Today medical societies will put forward the case for more robust, evidence-based EU health policies during a meeting of the European Parliament’s Science and Technology Options Assessment Panel1.
Experts from the Biomedical Alliance in Europe2, the European Society of Cardiology3, the European Hematology Association4 and the European Federation of Clinical Chemistry and Laboratory Medicine5 will contribute to an online workshop with the European Commission and Members of the European Parliament.
The event will kick off with a discussion on the new In Vitro Diagnostics Regulation6 and its consequences for the EU health system. In particular, how to ensure the continued availability of essential diagnostic tests, and how healthcare diagnostic providers and EU regulators can work together. Medical leaders appeal for sufficient numbers of notified bodies to complete device certification, legal clarity on the use of in-house devices by clinical laboratories, EU-wide emergency use authorisations of tests during pandemics and the creation of EU reference laboratories.
The second half of the meeting will be devoted to the importance of evidence-based health policies. Medical experts will outline the scientific and clinical rationale for joint health technology assessments and demonstrate how shared processes could have secured efficient public procurement of high-quality medical devices and pharmaceuticals during the COVID-19 crisis. In addition, doctors will illustrate how real-world clinical data and registries could help guide healthcare policies and outline priorities for regulation when using artificial intelligence in medicine.
Professor Piotr Szymanski, Chair of the ESC Regulatory Affairs Committee says: “The ESC has been a pioneer in providing scientific input to the European Commission through our participation in a number of EU expert groups. We look forward to contributing to the European Health Data Space with our well-established registries programme, including EuroHeart.”
Professor Elizabeth Macintyre, Chair of In-Vitro Diagnostic Working Group and member of the Board of Directors of the BioMed Alliance comments: “The workshop is an excellent opportunity for European learned societies such as the European Hematology Association, which have understood the importance of concerted action through the BioMed Alliance, to communicate with Members of the European Parliament and with the European Commission. We are convinced that being involved at appropriate stages of legislative innovation and implementation is in our patients’ interest and will contribute to advancing medical science and public health in Europe.”

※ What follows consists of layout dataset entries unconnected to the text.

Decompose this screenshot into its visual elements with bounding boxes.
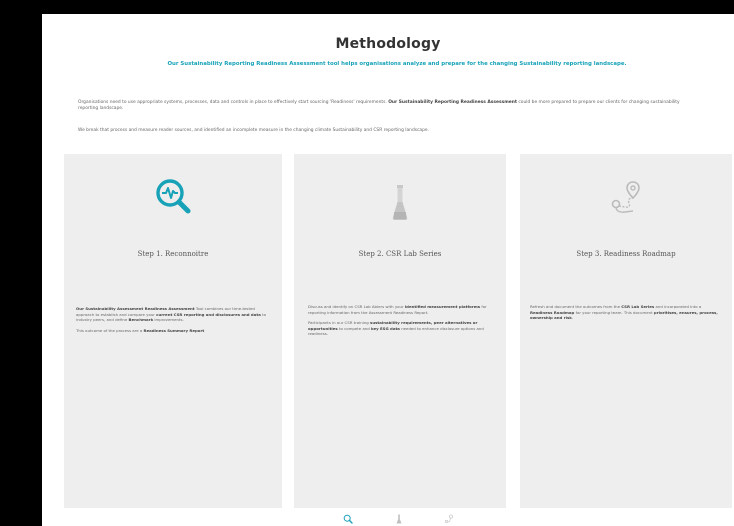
- step-title: Step 2. CSR Lab Series: [358, 250, 442, 258]
- body-bold: key ESG data: [371, 325, 400, 331]
- step-body: Discuss and identify on CSR Lab Ablers w…: [308, 304, 492, 342]
- intro-paragraph-2: We break that process and measure reader…: [78, 128, 430, 133]
- step-nav: [42, 514, 734, 526]
- step-title: Step 3. Readiness Roadmap: [576, 250, 676, 258]
- body-text: improvements.: [154, 317, 184, 323]
- body-bold: Benchmark: [128, 317, 154, 323]
- intro-text: Organisations need to use appropriate sy…: [78, 100, 387, 105]
- step-card-csr-lab: Step 2. CSR Lab Series Discuss and ident…: [294, 154, 506, 508]
- body-bold: current CSR reporting and disclosures an…: [156, 311, 261, 317]
- flask-icon: [390, 184, 410, 226]
- body-text: and incorporated into a: [655, 304, 702, 309]
- body-text: .: [571, 315, 574, 321]
- intro-paragraph-1: Organisations need to use appropriate sy…: [78, 100, 698, 112]
- nav-step-3-button[interactable]: [444, 514, 454, 524]
- nav-step-1-button[interactable]: [343, 514, 353, 524]
- body-text: Participants in our CSR training: [308, 320, 369, 326]
- body-bold: Readiness Summary Report: [143, 327, 205, 333]
- methodology-page: Methodology Our Sustainability Reporting…: [42, 14, 734, 526]
- route-map-icon: [444, 514, 454, 524]
- body-text: Refresh and document the outcomes from t…: [530, 304, 620, 309]
- body-bold: identified measurement platforms: [404, 304, 481, 309]
- flask-icon: [396, 514, 402, 524]
- search-health-icon: [343, 514, 353, 524]
- page-title: Methodology: [335, 36, 441, 52]
- intro-highlight: Our Sustainability Reporting Readiness A…: [388, 100, 517, 105]
- step-title: Step 1. Reconnoitre: [137, 250, 209, 258]
- step-card-roadmap: Step 3. Readiness Roadmap Refresh and do…: [520, 154, 732, 508]
- body-bold: Readiness Roadmap: [530, 309, 575, 315]
- step-body: Our Sustainability Assessment Readiness …: [76, 306, 268, 338]
- route-map-icon: [609, 180, 643, 220]
- search-health-icon: [153, 176, 193, 226]
- step-body: Refresh and document the outcomes from t…: [530, 304, 718, 326]
- body-bold: CSR Lab Series: [621, 304, 655, 309]
- nav-step-2-button[interactable]: [394, 514, 404, 524]
- page-subtitle: Our Sustainability Reporting Readiness A…: [167, 61, 627, 67]
- body-bold: Our Sustainability Assessment Readiness …: [76, 306, 195, 311]
- body-text: This outcome of the process are a: [76, 327, 143, 333]
- body-text: to compete and: [338, 325, 370, 331]
- body-text: Discuss and identify on CSR Lab Ablers w…: [308, 304, 404, 309]
- step-card-reconnoitre: Step 1. Reconnoitre Our Sustainability A…: [64, 154, 282, 508]
- body-text: for your reporting team. This document: [575, 309, 653, 315]
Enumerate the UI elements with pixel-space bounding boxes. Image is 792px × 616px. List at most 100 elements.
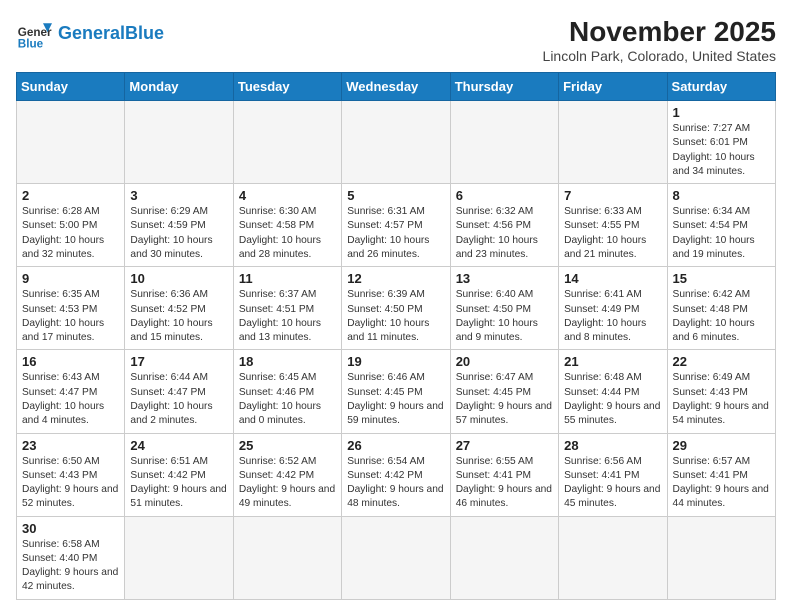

Professor Alan Fraser, Chair of the Task Force on Regulatory Affairs, BioMed Alliance says: “European medical societies can play a very important role in supporting the development of evidence-based health policy. It is crucial to ensure that medical experts are more consistently involved throughout the EU decision-making process to compensate for the limited in-house scientific expertise of the European Commission and the European Parliament.”